Dua perkembangan terbaru -pengumuman pada Ahad bahwa AS akan mengerahkan pasukan ke “Israel” dan sebuah surat yang dikirim oleh para pejabat AS pada hari yang sama yang meminta “Israel” untuk memperbaiki situasi kemanusiaan di Gaza atau menghadapi konsekuensi yang tidak disebutkan- menggarisbawahi pendekatan yang tidak konsisten dari sebuah pemerintahan yang secara efektif hanya melakukan sedikit hal yang substansial untuk mengendalikan perang “Israel” yang terus meluas, lansir Al Jazeera.
Dalam sebuah konferensi pers pada Selasa (15/10/2024), juru bicara Departemen Luar Negeri AS, Matthew Miller, menolak untuk mengatakan apa konsekuensi yang akan diterima “Israel” jika mereka tidak memenuhi permintaan AS, atau apa bedanya dengan ancaman sebelumnya yang tidak dipenuhi oleh pemerintahan Biden untuk menahan bantuan militer ke “Israel”.
“Saya tidak akan membicarakan hal itu hari ini,” kata Miller kepada para wartawan ketika didesak untuk memberikan rincian tentang bagaimana AS akan menanggapi kegagalan ‘Israel’ untuk mematuhinya.
Ancaman kosong
Dalam surat pribadi yang bocor pada Selasa, Menteri Luar Negeri AS Antony Blinken dan Menteri Pertahanan Lloyd Austin meminta Menteri Pertahanan “Israel” Yoav Gallant dan Menteri Urusan Strategis Ron Dermer untuk menerapkan serangkaian “langkah-langkah konkret”, dengan tenggat waktu 30 hari, untuk membalikkan situasi kemanusiaan yang memburuk di Gaza. AS sempat menghentikan sementara pengiriman ribuan bom ke “Israel” pada awal tahun ini karena para pejabat “Israel” berencana untuk memperluas operasi mereka di Gaza selatan, namun AS dengan cepat melanjutkan dan terus memasok senjata ke “Israel” bahkan ketika “Israel” meningkatkan serangannya di Gaza dan kemudian di Lebanon.
“Surat yang ditandatangani bersama oleh menteri luar negeri dan menteri pertahanan menunjukkan tingkat keprihatinan yang tinggi, dan ancaman yang tidak terlalu halus di sini, apakah pemerintah akan meneruskannya atau tidak, adalah bahwa mereka akan benar-benar memberlakukan konsekuensi di bawah berbagai standar hukum dan kebijakan ini,” kata Brian Finucane, seorang mantan penasihat hukum untuk Departemen Luar Negeri AS dan penasihat senior program AS di International Crisis Group, kepada Al Jazeera.
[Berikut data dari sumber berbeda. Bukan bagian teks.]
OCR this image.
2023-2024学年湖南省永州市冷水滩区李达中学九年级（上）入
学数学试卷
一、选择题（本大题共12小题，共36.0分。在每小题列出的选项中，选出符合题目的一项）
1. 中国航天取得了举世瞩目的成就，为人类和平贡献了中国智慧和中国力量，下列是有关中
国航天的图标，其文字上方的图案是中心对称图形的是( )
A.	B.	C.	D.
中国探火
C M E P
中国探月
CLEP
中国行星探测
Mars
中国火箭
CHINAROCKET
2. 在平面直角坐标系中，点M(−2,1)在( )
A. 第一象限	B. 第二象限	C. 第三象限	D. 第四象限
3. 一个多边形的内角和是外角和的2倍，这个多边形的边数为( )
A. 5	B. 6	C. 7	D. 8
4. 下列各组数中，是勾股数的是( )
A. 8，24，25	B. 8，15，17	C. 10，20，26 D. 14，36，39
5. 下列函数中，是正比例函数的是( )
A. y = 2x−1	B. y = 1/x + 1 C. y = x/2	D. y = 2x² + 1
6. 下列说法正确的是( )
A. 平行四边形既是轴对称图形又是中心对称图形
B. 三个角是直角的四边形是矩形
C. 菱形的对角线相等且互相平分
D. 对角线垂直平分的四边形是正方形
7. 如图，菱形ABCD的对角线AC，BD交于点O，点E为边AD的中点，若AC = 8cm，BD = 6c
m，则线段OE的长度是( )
Apakah pemerintah akan menindaklanjutinya, masih sangat dipertanyakan.
“Penting untuk dicatat bahwa ada standar hukum selama konflik ini berlangsung, dan pemerintahan Biden tidak menerapkannya. Mungkin situasinya begitu mengerikan di Gaza utara sehingga kalkulasi politiknya telah berubah, dan mereka akhirnya memutuskan untuk menerapkan hukum AS. Namun, hal itu sudah sangat lama berlalu dari titik di mana mereka seharusnya melakukannya,” ujar Finucane.
Finucane juga mencatat bahwa tenggat waktu 30 hari akan berakhir setelah pemilihan presiden AS bulan depan. “Jadi mereka mungkin merasa bahwa kendala politik apa pun yang mungkin dirasakan oleh pemerintah saat ini, mereka mungkin merasa tidak terlalu terkendala,” katanya.
Juru bicara Departemen Luar Negeri AS, Juru bicara Departemen Luar Negeri AS, mengatakan kepada para wartawan pada Selasa bahwa pemilihan itu “sama sekali bukan faktor” -tetapi Annelle Sheline, mantan pejabat Departemen Luar Negeri AS yang mengundurkan diri pada awal tahun ini sebagai bentuk protes atas kebijakan pemerintah terhadap “Israel”, tidak sependapat.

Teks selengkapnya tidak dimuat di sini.